Tuesday, February 28, 2006
Tennessee has ended its policy of issuing "certificates for driving" to undocumented immigrants, citing federal investigations that uncovered applicants using fraudulent documents — and even bribing state workers — to obtain driving privileges, officials said Friday.
The state began giving immigrants the certificates in July 2004, with the hope of balancing domestic security and traffic concerns. The cards give holders the legal right to drive but, unlike driver's licenses, they are not to be used for identification purposes. For instance, they cannot be used to board an airplane.
By doing so, Tennessee officials had hoped to solve a problem that has bedeviled other states, including California, where some lawmakers continue to press for full driver's licenses for illegal immigrants despite opposition from Gov. Arnold Schwarzenegger.
The Tennessee model was criticized early on from diverse quarters. Anti-immigration forces worried that it gave legitimacy to illegal immigrants. Immigration-rights groups feared that police and others would be confused, and therefore inconsistent, in dealing with cardholders.
Officials in the capital, Nashville, grew concerned in recent months as federal investigations uncovered numerous instances of fraud by illegal immigrants.
Bob Corney, a spokesman for Tennessee's Democratic Gov. Phil Bredesen, said the governor's office was informed that immigrants were coming from other states to get the certificates, using forged residency documents. Last month, a former worker at a driver's license office was sentenced to two years in federal prison for issuing more than 40 certificates to unqualified immigrants, taking a $400 bribe for each fraudulent card.
"At this point it just seems that we've got this very … serious problem, and we really felt that the appropriate thing to do was to suspend this program," Corney said.

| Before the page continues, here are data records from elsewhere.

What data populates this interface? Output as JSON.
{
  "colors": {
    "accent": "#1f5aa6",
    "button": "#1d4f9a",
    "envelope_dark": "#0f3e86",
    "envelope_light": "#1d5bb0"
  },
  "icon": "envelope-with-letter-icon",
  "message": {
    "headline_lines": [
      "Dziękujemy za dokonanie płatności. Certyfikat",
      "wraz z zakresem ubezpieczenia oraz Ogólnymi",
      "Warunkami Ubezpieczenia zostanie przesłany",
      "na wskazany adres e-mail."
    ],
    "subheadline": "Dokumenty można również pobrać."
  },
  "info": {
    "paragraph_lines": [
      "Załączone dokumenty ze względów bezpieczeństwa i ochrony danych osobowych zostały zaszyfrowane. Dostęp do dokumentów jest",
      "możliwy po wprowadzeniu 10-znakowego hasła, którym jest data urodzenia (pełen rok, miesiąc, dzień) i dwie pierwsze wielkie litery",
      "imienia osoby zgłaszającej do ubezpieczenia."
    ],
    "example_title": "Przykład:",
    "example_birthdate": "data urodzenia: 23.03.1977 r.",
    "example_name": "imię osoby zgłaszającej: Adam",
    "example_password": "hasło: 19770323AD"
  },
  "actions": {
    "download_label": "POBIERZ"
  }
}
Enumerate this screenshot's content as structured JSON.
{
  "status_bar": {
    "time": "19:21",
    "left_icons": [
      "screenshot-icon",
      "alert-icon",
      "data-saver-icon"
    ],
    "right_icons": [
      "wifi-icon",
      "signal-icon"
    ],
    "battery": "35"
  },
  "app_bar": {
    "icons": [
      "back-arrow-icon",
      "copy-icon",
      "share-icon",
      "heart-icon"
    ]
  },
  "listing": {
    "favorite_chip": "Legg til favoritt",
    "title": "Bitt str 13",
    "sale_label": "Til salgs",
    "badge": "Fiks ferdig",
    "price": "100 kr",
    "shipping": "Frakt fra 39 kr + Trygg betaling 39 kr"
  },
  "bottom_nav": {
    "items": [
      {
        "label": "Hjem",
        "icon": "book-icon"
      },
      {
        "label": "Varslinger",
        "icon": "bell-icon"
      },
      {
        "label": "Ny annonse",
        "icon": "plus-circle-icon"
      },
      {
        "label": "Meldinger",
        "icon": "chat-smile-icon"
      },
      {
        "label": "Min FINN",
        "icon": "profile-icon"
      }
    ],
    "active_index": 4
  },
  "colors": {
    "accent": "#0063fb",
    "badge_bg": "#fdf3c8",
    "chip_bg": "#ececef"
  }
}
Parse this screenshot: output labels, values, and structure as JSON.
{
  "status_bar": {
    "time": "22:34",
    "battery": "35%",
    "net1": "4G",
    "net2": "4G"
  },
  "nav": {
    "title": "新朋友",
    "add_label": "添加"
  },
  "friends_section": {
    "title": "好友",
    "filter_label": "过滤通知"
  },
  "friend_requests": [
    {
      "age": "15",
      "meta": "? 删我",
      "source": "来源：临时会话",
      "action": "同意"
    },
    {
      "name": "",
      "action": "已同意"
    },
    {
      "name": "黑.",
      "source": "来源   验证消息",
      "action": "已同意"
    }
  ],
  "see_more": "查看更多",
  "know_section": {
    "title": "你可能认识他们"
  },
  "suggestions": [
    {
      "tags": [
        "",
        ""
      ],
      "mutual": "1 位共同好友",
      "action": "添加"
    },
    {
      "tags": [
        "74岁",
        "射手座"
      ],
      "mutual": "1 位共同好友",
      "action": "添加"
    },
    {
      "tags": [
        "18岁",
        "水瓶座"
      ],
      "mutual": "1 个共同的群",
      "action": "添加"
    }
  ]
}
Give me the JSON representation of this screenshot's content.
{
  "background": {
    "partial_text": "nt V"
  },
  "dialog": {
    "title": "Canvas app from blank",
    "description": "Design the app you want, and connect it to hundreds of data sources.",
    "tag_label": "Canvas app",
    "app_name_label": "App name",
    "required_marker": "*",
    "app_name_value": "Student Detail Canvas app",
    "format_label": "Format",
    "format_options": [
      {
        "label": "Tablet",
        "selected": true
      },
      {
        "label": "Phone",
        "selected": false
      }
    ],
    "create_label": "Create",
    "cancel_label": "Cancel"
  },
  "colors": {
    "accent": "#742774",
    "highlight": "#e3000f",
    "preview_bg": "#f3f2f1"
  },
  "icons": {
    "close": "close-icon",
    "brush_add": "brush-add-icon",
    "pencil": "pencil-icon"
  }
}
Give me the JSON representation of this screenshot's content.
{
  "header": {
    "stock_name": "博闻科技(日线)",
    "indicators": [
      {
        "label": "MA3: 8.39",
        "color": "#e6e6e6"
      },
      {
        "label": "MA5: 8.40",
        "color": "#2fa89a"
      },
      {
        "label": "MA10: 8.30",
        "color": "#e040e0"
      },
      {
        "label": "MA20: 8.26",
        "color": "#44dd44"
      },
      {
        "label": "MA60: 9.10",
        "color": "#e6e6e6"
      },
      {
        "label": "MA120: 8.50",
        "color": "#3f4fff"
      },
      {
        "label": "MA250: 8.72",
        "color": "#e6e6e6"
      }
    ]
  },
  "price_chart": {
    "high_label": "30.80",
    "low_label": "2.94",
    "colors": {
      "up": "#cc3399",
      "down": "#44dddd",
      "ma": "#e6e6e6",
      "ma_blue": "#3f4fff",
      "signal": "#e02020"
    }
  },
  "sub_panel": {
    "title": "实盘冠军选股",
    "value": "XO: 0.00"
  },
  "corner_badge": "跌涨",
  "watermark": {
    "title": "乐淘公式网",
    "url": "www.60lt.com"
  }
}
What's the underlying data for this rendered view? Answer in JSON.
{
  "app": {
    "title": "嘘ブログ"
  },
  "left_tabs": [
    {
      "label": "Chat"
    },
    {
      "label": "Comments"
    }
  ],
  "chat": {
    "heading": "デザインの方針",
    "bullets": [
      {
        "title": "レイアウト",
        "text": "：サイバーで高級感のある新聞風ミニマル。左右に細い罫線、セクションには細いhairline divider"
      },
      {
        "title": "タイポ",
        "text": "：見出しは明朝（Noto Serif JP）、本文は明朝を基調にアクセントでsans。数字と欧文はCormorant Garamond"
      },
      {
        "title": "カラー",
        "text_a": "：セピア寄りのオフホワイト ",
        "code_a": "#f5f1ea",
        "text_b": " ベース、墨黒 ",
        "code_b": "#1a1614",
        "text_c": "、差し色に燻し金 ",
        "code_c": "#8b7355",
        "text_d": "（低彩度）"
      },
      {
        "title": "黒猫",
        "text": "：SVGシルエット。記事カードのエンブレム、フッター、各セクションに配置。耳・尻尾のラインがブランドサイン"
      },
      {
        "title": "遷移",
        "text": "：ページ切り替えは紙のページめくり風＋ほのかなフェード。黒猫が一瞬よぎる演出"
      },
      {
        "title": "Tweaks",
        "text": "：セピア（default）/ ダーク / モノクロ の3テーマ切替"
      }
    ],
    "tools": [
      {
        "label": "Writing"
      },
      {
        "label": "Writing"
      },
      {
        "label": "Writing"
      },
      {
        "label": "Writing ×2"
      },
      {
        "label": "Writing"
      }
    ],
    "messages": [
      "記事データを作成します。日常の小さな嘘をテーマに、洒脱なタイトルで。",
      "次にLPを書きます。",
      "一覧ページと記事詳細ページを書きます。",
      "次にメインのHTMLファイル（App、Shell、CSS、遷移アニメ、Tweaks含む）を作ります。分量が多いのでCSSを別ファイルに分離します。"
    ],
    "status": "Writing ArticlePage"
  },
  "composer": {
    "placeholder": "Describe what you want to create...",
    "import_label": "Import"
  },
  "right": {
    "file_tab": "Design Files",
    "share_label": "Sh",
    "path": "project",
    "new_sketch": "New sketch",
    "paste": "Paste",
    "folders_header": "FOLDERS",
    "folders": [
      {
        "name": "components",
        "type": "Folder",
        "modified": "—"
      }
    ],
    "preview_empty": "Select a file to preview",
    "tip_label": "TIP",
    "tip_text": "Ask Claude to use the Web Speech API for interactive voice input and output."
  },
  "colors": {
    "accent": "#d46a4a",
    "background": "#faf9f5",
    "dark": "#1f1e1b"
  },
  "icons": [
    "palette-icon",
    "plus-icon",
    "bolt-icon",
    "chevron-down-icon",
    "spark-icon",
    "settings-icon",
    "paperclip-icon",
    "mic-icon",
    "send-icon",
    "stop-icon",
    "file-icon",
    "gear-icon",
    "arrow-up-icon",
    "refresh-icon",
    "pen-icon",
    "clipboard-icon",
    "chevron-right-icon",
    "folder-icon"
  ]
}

When Bredesen proposed the 2004 law, he billed it as a get-tough measure, because the state previously had allowed illegal immigrants to obtain driver's licenses. Bredesen said the law would continue to ensure safe streets, because illegal immigrants would still have to pass a driving test to obtain the certificates.
The law also made the certificates the only avenue for legal immigrants to obtain driving privileges in Tennessee. That policy is the target of a federal class-action lawsuit, now on appeal, which alleges that it violates the Constitution's equal protection clause.
In a press release Friday, Department of Safety officials said they would work with legislators to change the law and allow legal immigrants to obtain driver's licenses.